O clichê vale: vir aqui e não subir até a casa de Pablo Neruda, não veio, definitivamente a Valparaíso. Chamada de La Sebastiana, tem cinco andares. O poeta famosíssimo mundialmente e Prêmio Nobel da Paz, decorou seu refúgio de veraneio a dedo: obras de artes, espelhos e mais dezenas de detalhezinhos. O resultado final é de profundo bom gosto. O que se enxerga de qualquer um dos andares faz de qualquer mortal um imortal das letras.

Obs: aos fotógrafos só é permitido mirar o horizonte, o Pacífico – o quê não é desprezível –, e as funcionárias viram feras àqueles que desejam clicar um alfinete que seja dentro da casa.

· Espanhol
O ponto mais enriquecedor desses quase quatro dias nos Andes, indubitavelmente, foi o espanhol que se encorpou um bocado e cada vez mais se distancia da muleta do portunhol.
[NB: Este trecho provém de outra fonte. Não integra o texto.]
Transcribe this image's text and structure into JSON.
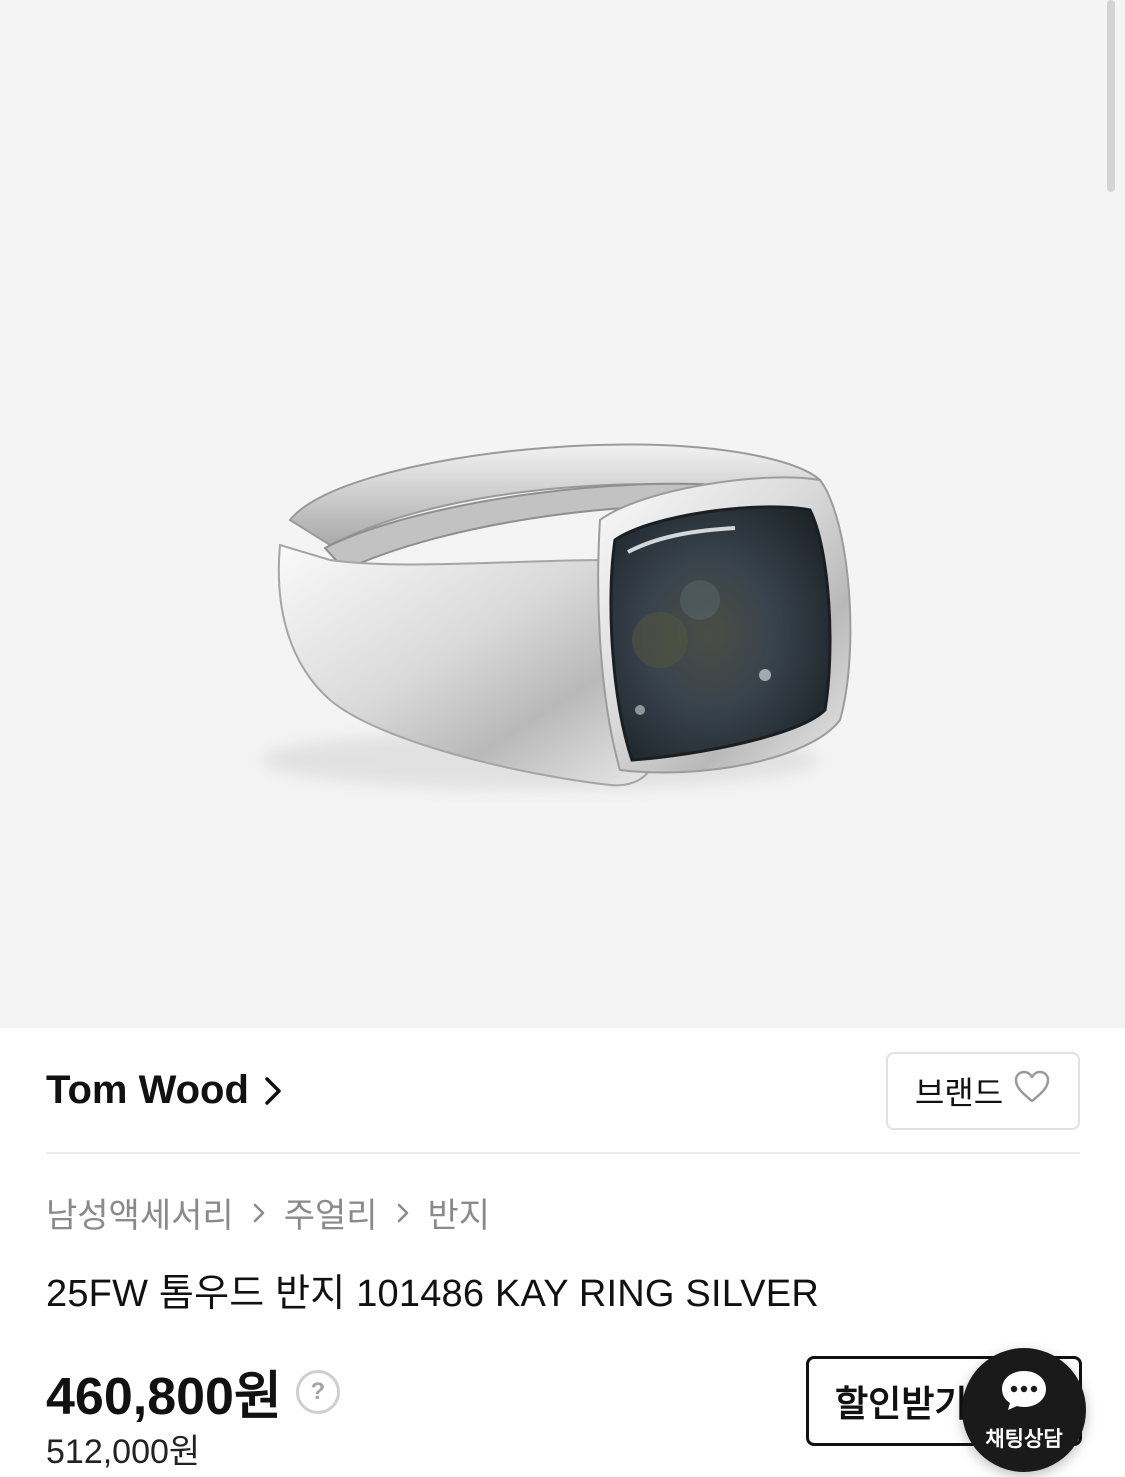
{
  "product": {
    "image_alt": "silver signet ring with labradorite stone",
    "brand": {
      "name": "Tom Wood",
      "follow_label": "브랜드"
    },
    "breadcrumb": [
      "남성액세서리",
      "주얼리",
      "반지"
    ],
    "title": "25FW 톰우드 반지 101486 KAY RING SILVER",
    "price": "460,800원",
    "original_price": "512,000원",
    "help_icon_glyph": "?"
  },
  "actions": {
    "discount_label": "할인받기",
    "chat_label": "채팅상담"
  },
  "icons": {
    "brand_chevron": "chevron-right-icon",
    "brand_favorite": "heart-outline-icon",
    "breadcrumb_separator": "chevron-right-icon",
    "price_help": "question-circle-icon",
    "chat": "chat-bubble-icon"
  },
  "colors": {
    "image_background": "#f4f4f4",
    "text_primary": "#111111",
    "text_secondary": "#8a8a8a",
    "fab_background": "#1a1a1a"
  }
}
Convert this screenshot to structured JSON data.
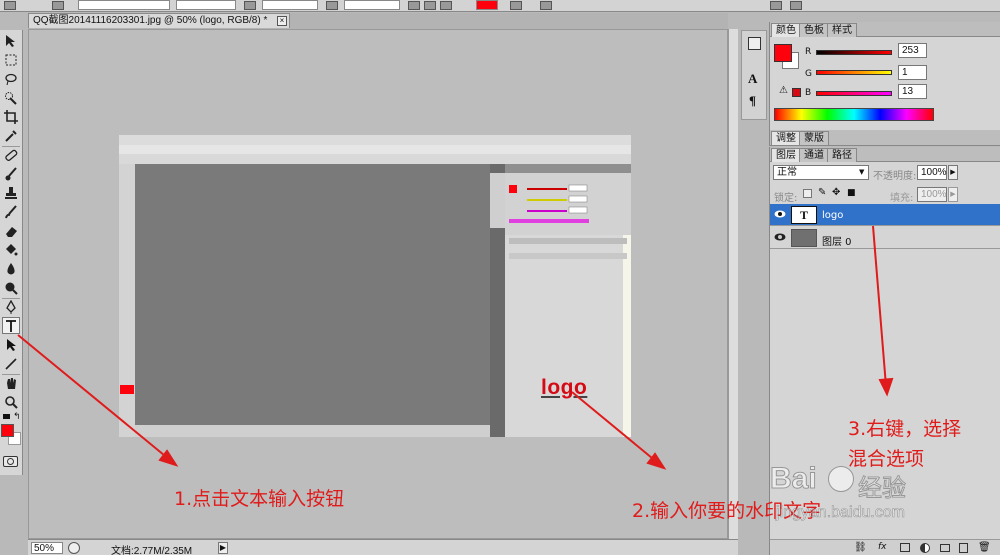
{
  "document": {
    "tab_title": "QQ截图20141116203301.jpg @ 50% (logo, RGB/8) *",
    "close_glyph": "×"
  },
  "status": {
    "zoom": "50%",
    "doc_info": "文档:2.77M/2.35M"
  },
  "color_panel": {
    "tabs": [
      "颜色",
      "色板",
      "样式"
    ],
    "channels": [
      {
        "label": "R",
        "value": "253"
      },
      {
        "label": "G",
        "value": "1"
      },
      {
        "label": "B",
        "value": "13"
      }
    ],
    "foreground_color": "#fd010d"
  },
  "adjust_panel": {
    "tabs": [
      "调整",
      "蒙版"
    ]
  },
  "layers_panel": {
    "tabs": [
      "图层",
      "通道",
      "路径"
    ],
    "blend_mode": "正常",
    "opacity_label": "不透明度:",
    "opacity_value": "100%",
    "lock_label": "锁定:",
    "fill_label": "填充:",
    "fill_value": "100%",
    "layers": [
      {
        "name": "logo",
        "thumb": "T",
        "selected": true
      },
      {
        "name": "图层 0",
        "thumb": "",
        "selected": false
      }
    ]
  },
  "canvas_logo_text": "logo",
  "annotations": {
    "step1": "1.点击文本输入按钮",
    "step2": "2.输入你要的水印文字",
    "step3_line1": "3.右键，选择",
    "step3_line2": "混合选项"
  },
  "accent_color": "#e01b1b",
  "selection_color": "#3072c9",
  "watermark": {
    "brand": "Bai",
    "brand_cn": "经验",
    "url": "jingyan.baidu.com"
  },
  "icons": [
    "move-icon",
    "marquee-icon",
    "lasso-icon",
    "quick-select-icon",
    "crop-icon",
    "eyedropper-icon",
    "healing-icon",
    "brush-icon",
    "clone-stamp-icon",
    "history-brush-icon",
    "eraser-icon",
    "paint-bucket-icon",
    "blur-icon",
    "dodge-icon",
    "pen-icon",
    "type-icon",
    "path-select-icon",
    "line-icon",
    "hand-icon",
    "zoom-icon",
    "eye-icon",
    "link-icon",
    "fx-icon",
    "mask-icon",
    "trash-icon"
  ]
}
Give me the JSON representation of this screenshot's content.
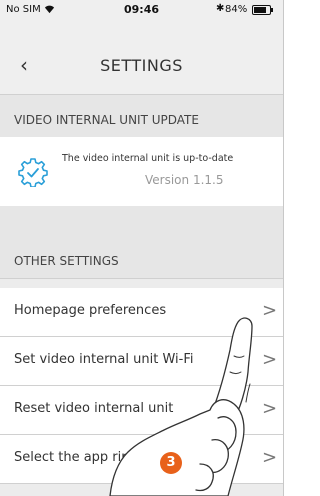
{
  "status_bar": {
    "carrier": "No SIM",
    "time": "09:46",
    "bluetooth": "✱",
    "battery_text": "84%",
    "battery_level": 0.84
  },
  "nav": {
    "back_icon": "chevron-left-icon",
    "back_glyph": "‹",
    "title": "SETTINGS"
  },
  "update_section": {
    "header": "VIDEO INTERNAL UNIT UPDATE",
    "status": "The video internal unit is up-to-date",
    "version": "Version 1.1.5",
    "icon": "gear-check-icon",
    "icon_color": "#2a9fd8"
  },
  "other_section": {
    "header": "OTHER SETTINGS",
    "items": [
      {
        "label": "Homepage preferences",
        "chevron": ">"
      },
      {
        "label": "Set video internal unit Wi-Fi",
        "chevron": ">"
      },
      {
        "label": "Reset video internal unit",
        "chevron": ">"
      },
      {
        "label": "Select the app ringtone",
        "chevron": ">"
      }
    ]
  },
  "overlay": {
    "step_number": "3",
    "step_color": "#e8611a",
    "hand_icon": "pointing-hand-icon"
  }
}
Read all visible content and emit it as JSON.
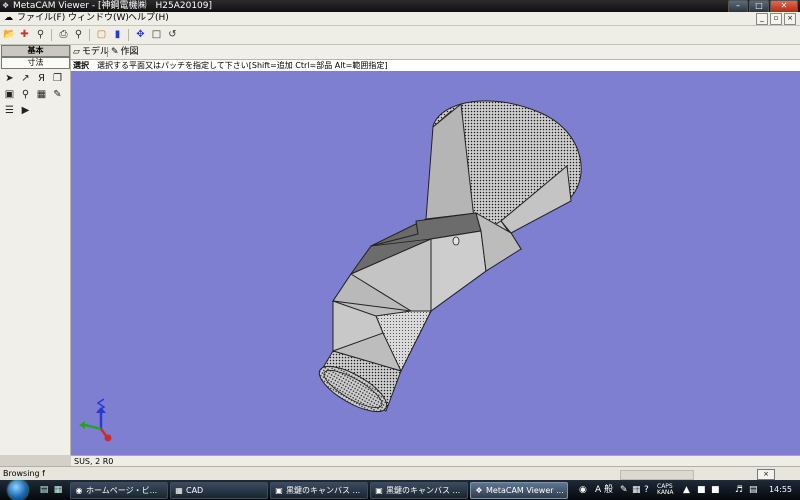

Considero que já passei da metade do caminho que compõe a estrada de idioma rumo á fluência.

Se inicialmente o castelhano falado soava árabe – normalíssimo –, no aeroporto santiaguino, a confiança me permitia pronunciar firme. Na véspera da partida, assisti televisão chilena e no último dia, devorei jornais chilenos.

Mais: fiz a descoberta do ano em matéria de idioma: os espanhóis - puta de uns preguiçosos - devoram o “s”! Esse par de orelhas grandes custou muito tempo para pescar o óbvio. A cisma começou com a palavra “Espanha” que é mais do que uma simples palavra, é a mãe da língua. Então, o “s” não sai e o “E” vem com força: Ê-panha. A gota d’água foi sentado na mesa de um restaurante, mais precisamente quando pedira uma cerveja e o garçom questionou: “Ê-cudo?” Antenado, notei a falta da letrinha; me senti o conquistador da América Espanhola. E pronto pra novas conquistas idiomáticas!

Claro que terei que ser menos vagabundo do que o inventor de línguas que assassinou o pobre do “s”, ou seja, sem preguiça: tenho que dar um gás no idioma para crescer ainda mais.

· Preços
Santiago não é tão caro, diria que está um tanto acima do que gasto em São Paulo, uns 10% se muito a mais. A exceção fica por conta de dois itens básicos: estadia nos albergues e refeições. No caso de estadia, deve ter sido dolarizado e quem sofre são os locais. Mesmo o albergue zoneado custou R$ 25, mais R$ 5 de café da manhã. O dobro do que paguei em Foz de Iguaçu (16), e lá tem piscina, gramado tapete etc. Pra almoçar paguei em média R$ 15. O equivalente aqui cairia pela metade, presumo.

Sobre transportes, bilhetes de metrô e corridas de ônibus estão na mesma faixa. São Paulo – Guarujá é equivalente a uma Santiago – Viña del Mar. E não me pareceu caro o ônibus centro – aeroporto, R$ 10, ida e volta.

Latinha de coca, na mesma proporção. Já a pechinha é por um produto genuinamente chileno: vinho. Paguei 15 Reais no Casilero del diablo, Merlot, o que custa 35 aqui. Só não comprei dois ou três porque a adega não aceitava cartão e estava com poucos Pesos.

· Despedida
Morri com P$ 390 (R$ 2,11), no saguão do aeroporto, uma simples coquinha saía pela bagatela de P$ 800 (4,32). Caçarola! Aeroporto é isso, inflação. O diabo é que estava com sede, troquei com um carioca mais o equivalente a R$ 5 e bebi a desejada coca.Nos ares, da janelinha do air bus da TAM, saquei preciosas fotos da Cordilheira dos Andes, misto flocos de neves e nuvens. Só vendo. Lembrando a cordilheira, a mineira disse que fez um passeio pra lá, em que se vai todo empacotado de roupas e se anda 3h30 pra ir e outras pra voltar. Deve ser louco, custou R$ 80.